Quote:
Originally Posted by teampursuit
The problem is that neutrino detectors have to be underground otherwise they are hella noisy. It is very, very difficult to survey the location of the underground neutrino detector at Gran Sasso with great precision. They say they're good to 20 cm IIRC, but I think that might be optimistic.
Thus, at the end of the day, setting up a light vs neutrino horse race would be a tuffy.
I think this was mentioned ITT previously, but there have been horse races...when there are supernovae, copious amounts of everything (including neutrinos and photons) are produced. IIRC, we usually detect about 10 neutrinos per experiment (Super Kamiokande, the Gran Sasso experiment, and maybe the one in northern Minnesota--outside Soudan) and obviously plenty of photons. Those detections show virtually dead heats, and those races are over many light-years.

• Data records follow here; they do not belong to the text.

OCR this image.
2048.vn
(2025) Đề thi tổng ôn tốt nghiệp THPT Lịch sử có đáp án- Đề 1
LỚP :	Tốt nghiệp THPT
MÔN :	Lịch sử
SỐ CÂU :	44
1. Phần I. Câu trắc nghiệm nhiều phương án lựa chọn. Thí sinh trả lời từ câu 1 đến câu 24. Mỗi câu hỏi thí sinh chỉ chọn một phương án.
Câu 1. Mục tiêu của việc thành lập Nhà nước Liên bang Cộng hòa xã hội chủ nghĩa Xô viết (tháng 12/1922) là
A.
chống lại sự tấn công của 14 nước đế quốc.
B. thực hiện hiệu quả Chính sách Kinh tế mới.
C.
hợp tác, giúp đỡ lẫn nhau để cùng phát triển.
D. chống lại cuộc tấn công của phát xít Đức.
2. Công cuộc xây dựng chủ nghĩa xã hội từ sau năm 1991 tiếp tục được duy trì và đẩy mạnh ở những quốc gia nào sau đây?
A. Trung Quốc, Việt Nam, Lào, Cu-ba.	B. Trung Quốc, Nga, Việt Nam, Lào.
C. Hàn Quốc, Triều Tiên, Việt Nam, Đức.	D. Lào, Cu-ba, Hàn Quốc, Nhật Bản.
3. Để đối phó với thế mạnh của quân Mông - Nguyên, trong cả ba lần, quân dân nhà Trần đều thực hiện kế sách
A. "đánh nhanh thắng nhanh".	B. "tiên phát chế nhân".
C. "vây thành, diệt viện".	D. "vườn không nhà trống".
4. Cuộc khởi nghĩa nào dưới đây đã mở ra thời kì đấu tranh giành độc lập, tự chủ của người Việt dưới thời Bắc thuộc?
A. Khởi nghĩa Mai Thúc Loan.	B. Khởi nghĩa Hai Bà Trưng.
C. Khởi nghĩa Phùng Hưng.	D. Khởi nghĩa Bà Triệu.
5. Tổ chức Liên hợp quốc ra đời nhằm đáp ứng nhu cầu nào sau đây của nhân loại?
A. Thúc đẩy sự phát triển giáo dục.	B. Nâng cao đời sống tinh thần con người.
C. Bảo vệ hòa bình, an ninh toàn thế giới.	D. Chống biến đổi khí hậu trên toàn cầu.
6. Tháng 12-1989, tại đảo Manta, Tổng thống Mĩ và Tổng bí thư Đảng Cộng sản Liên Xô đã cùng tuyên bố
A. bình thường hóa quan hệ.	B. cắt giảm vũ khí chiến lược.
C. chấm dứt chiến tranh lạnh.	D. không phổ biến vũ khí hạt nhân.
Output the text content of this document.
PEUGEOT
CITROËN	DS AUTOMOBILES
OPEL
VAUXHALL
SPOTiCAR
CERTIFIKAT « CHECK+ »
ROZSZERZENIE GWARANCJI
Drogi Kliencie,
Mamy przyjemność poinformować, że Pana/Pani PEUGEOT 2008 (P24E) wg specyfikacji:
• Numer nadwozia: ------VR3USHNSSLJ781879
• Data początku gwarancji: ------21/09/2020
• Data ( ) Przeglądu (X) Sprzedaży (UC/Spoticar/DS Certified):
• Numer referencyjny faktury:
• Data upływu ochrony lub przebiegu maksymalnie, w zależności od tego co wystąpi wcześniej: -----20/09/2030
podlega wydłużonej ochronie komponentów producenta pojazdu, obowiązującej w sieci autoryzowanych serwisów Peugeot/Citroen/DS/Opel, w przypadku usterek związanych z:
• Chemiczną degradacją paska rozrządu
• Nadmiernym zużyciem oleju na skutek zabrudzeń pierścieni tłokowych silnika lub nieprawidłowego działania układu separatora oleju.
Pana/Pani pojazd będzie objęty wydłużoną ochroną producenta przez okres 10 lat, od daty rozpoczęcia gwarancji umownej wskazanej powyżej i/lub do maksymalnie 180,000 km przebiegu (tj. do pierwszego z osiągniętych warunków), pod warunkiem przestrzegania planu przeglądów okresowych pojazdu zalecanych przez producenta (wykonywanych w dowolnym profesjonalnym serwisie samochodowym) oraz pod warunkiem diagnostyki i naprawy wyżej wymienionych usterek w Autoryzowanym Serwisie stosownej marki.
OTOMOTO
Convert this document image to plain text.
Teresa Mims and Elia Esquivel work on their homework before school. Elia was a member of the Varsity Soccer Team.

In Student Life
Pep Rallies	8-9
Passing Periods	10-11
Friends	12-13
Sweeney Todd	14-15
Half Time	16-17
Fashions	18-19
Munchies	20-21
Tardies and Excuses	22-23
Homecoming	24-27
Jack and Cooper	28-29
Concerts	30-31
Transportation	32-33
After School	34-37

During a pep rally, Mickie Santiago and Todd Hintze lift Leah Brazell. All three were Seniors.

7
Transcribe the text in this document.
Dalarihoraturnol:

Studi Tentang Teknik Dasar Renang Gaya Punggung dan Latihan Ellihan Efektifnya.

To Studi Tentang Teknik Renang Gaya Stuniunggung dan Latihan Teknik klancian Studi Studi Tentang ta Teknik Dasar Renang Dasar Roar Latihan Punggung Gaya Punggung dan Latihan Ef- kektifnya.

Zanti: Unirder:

That said, one thing that immediately springs to mind is that the above race is through interstellar media. The Gran Sasso race is through the earth. If there's something going on--interactions that we're not aware of, some effect of gravity we don't know about, etc...--the "track" could affect the race. We don't know of any effect now, but it could exist.
As an illustration, the 'speed of light' through a wire--actually the speed of propagation of a signal, which is an electro-magnetic wave--is about 1/3 c.